No geral, disse Chiesa, devemos “confiar” na Cronica Universalis, visto que Galvaneus declara em todo o documento onde ouviu falar de histórias orais e apoia suas afirmações com elementos extraídos de relatos (lendários ou reais) pertencentes a tradições anteriores em diferentes terras, mesclados juntos e reatribuídos a um local específico.

“Não vejo razão para desacreditá-lo”, afirmou Chiesa. Ele acrescentou: “Há muito que se percebeu que as cartas portulanas (náuticas) do século 14 desenhadas em Gênova e na Catalunha oferecem uma representação geográfica mais avançada do norte, o que poderia ser alcançado por meio de contatos diretos com essas regiões. (…) Essas noções sobre o noroeste provavelmente chegaram a Gênova por meio das rotas de navegação para as ilhas britânicas e para as costas continentais do Mar do Norte”.

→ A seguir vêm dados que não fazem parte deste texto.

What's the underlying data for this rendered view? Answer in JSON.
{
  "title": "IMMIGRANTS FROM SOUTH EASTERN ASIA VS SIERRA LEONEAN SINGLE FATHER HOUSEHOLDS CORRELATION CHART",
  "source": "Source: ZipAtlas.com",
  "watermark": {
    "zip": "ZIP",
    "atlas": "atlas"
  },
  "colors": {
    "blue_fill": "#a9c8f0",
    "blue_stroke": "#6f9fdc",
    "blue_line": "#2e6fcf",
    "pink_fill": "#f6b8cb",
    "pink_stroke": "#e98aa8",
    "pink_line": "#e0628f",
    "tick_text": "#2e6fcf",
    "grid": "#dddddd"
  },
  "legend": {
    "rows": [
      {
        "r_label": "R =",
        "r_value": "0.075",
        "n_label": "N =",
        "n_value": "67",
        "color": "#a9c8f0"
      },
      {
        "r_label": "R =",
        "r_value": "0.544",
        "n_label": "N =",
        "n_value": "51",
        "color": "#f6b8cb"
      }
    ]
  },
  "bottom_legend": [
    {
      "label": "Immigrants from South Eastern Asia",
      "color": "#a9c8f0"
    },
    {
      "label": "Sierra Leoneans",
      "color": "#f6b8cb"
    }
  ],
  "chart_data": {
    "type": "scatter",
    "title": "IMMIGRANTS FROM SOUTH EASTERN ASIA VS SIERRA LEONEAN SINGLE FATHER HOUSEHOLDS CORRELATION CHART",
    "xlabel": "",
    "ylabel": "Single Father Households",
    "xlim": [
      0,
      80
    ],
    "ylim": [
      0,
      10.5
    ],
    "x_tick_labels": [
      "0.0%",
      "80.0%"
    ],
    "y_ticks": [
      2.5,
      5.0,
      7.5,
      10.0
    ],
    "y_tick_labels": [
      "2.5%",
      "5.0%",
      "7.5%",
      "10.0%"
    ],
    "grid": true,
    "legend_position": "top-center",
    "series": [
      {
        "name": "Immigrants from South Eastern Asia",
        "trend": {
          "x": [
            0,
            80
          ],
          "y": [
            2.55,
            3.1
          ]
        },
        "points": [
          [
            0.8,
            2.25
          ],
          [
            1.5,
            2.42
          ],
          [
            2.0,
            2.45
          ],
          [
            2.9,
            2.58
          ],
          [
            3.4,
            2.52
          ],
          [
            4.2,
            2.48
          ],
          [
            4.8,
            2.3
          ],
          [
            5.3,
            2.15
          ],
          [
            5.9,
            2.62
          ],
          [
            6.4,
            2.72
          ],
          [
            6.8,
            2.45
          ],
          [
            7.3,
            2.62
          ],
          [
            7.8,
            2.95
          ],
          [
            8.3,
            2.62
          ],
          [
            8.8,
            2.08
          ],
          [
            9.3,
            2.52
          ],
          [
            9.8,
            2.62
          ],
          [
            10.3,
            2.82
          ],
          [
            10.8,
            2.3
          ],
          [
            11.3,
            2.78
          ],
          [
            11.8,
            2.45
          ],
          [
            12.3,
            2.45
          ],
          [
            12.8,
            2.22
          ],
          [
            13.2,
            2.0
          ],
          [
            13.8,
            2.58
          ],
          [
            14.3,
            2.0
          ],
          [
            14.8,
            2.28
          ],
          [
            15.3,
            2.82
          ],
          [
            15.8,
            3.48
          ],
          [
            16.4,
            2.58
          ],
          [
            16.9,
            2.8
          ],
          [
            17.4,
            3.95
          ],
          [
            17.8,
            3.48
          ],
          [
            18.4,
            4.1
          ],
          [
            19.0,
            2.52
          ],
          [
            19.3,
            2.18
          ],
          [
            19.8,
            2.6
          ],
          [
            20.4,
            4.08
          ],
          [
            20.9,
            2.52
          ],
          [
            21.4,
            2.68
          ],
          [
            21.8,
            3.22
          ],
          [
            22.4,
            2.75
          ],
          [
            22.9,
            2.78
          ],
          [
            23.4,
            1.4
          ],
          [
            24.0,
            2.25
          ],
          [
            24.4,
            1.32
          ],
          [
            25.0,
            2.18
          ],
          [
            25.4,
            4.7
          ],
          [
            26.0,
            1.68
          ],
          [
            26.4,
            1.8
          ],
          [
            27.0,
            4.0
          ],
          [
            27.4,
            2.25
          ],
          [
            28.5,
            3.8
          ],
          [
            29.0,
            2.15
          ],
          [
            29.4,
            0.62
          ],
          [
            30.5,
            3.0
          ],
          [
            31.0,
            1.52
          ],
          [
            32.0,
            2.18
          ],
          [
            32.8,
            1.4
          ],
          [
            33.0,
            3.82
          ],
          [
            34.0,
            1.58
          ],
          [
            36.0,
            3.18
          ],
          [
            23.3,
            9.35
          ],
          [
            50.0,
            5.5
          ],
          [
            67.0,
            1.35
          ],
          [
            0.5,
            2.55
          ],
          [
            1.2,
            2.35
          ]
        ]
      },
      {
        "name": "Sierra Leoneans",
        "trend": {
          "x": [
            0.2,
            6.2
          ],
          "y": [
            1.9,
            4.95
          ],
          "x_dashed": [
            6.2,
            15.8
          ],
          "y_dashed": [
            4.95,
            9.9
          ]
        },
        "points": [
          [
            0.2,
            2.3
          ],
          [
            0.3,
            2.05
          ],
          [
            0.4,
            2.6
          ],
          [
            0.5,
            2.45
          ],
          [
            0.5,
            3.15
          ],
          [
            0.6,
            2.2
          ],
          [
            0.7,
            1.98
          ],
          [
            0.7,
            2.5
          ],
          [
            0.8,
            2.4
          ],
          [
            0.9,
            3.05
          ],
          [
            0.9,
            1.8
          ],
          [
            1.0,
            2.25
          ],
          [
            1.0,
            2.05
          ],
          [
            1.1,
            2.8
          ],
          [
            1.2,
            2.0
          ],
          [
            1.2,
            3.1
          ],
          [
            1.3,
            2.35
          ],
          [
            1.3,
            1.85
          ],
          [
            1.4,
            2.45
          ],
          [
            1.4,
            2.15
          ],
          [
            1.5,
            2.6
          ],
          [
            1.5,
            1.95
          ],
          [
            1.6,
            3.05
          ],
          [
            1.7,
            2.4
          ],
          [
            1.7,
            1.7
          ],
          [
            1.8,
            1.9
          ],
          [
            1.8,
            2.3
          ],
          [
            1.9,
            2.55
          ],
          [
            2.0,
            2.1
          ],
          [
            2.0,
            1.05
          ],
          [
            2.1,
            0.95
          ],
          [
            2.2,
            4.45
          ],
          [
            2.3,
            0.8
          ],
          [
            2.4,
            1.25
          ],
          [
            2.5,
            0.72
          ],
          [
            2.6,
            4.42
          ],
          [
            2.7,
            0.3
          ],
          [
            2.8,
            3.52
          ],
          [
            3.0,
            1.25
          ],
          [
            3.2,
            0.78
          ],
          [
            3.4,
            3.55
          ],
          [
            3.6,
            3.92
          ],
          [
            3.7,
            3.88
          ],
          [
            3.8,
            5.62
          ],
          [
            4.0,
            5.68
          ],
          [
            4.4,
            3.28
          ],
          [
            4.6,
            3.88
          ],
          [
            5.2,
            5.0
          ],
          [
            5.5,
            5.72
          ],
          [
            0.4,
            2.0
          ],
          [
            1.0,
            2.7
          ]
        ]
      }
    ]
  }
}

“Não temos evidências de que marinheiros italianos ou catalães tenham chegado à Islândia ou à Groenlândia naquela época, mas eles certamente foram capazes de adquirir mercadorias daquela origem do norte da Europa para serem transportadas para a área do Mediterrâneo”, prosseguiu Chiesa. “Os marinarii mencionados por Galvaneus podem se encaixar nessa dinâmica: os genoveses podem ter trazido para sua cidade notícias espalhadas sobre essas terras, algumas reais e outras fantasiosas, que ouviram nos portos do norte de marinheiros escoceses, britânicos, dinamarqueses e noruegueses com quem eles estavam negociando.”

Cronica Universalis, escrito em latim, ainda não foi publicado. No entanto, uma edição está planejada, no contexto de um programa acadêmico e educacional promovido pela Universidade de Milão.